En
cours de réalisation
L'anticipation
n'est pas la prévision.
La
prévision est une représentation du futur qui
part des données du présent. Elle tient compte
de leurs progressions pour répondre à la question
: "Comment sera demain si les facteurs du phénomène
étudié continuent d'être ce qu'ils sont
aujourd'hui ?". La prévision ne tient compte
ni des changements, ni des ruptures. Seulement des évolutions.
L'anticipation
consiste à répondre à la question : "Que
se passerait-il si...?". Elle part d'hypothèses
de changements ou de ruptures. Elle est spéculative.
En
marketing, comme dans tous les jeux d'affrontement, l'anticipation
est fondamentale. En effet, contrairement à la prévision,
elle intègre des comportements, actions ou réactions
humaines dont l'ambition est précisemment de modifier
"le cours des choses".
En
marketing, sur quoi porte l'anticipation actuellement ?
-
En fait, l'anticipation devrait concerner surtout les comportements
et les actions des concurrents. Mais, faute d'outils conceptuels,
méthodologiques et techniques, beaucoup de dirigeants
négligent ce domaine qui devrait pourtant être
au coeur d'une démarche raisonnée d'intelligence
économique.
- Elle peut naturellement partir d'hypothèses sur des
modifications dans les motivations des clientèles
ou des opinions publiques. Mais ces modifications sont extrèmement
rares.
- L'anticipation peut également spéculer sur
des ruptures dans le dispositif de jugement
des consommateurs ou des citoyens.

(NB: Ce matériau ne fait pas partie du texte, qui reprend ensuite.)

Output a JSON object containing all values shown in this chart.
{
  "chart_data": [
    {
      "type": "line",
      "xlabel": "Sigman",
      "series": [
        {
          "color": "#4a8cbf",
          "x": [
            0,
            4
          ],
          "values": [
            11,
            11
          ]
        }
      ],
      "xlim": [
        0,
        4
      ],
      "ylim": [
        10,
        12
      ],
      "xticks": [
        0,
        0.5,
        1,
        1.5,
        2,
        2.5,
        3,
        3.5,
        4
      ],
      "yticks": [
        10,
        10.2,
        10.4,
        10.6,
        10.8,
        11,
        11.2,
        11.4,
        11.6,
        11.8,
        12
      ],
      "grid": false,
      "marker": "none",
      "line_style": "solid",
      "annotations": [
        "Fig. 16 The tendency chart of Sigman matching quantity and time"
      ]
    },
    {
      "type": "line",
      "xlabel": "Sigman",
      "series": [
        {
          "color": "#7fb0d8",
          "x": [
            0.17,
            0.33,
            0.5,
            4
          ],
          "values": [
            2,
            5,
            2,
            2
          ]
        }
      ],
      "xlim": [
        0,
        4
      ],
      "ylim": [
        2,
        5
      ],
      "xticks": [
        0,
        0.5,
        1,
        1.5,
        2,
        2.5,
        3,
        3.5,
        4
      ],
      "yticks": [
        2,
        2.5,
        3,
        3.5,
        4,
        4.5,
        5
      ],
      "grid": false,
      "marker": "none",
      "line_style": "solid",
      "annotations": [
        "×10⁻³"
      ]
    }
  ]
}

Provoquées par des
événements à fort retentissement, ces
ruptures sont peu fréquentes et par nature, imprévisibles.
y
compris modification d'offres innovation
modification
de l'offre qui nmodifie l'univers de préférences
Regroupées
-et confondues- sous le terme d'insight, ces domaines
d'anticipation sont pourtant l'objet de toutes les attentions
de la part des instituts d'études et de leurs clients
"grands comptes". Fascinés par quelques
réussites spectaculaires surtout dans le domaine
des NTIC, ils cherchent à travers des focus groups
ou des séminaires de créativité, l'innovation,
"la pépite", qui permettra la
conquête "coloniale" d'un marché
vierge de tout concurrent.
Pour
les praticiens du Marketing de combat, l'anticipation est
concurrentielle et souvent opérationnelle : "Que
se passerait-il s'ils faisaient évoluer le positionnement
de leurs marques ? S'ils parvenaient à augmenter la
notoriété de celles-ci ? S'ils modifiaient
leurs tarifs ?""
Mais l'interrogation peut être aussi plus stratégique
: "Que vont-ils faire en réaction au lancement
de notre nouvelle offre ? Comment vont-ils se comporter face
à la réduction du marché ?".
Et même : "Et si nous parvenions à les
conduire à la faute...?"
Dans
tous les cas, l'anticipation suppose :
- de
"se mettre dans la peau" du (des) concurrent(s)
en utilisant, par exemple, une méthode de marketing
wargame ou Marketing Kriegspiel,
- de
disposer d'une technologie de simulation capable
de modéliser les théâtres d'opérations
et de reproduire les combats marketing envisagés.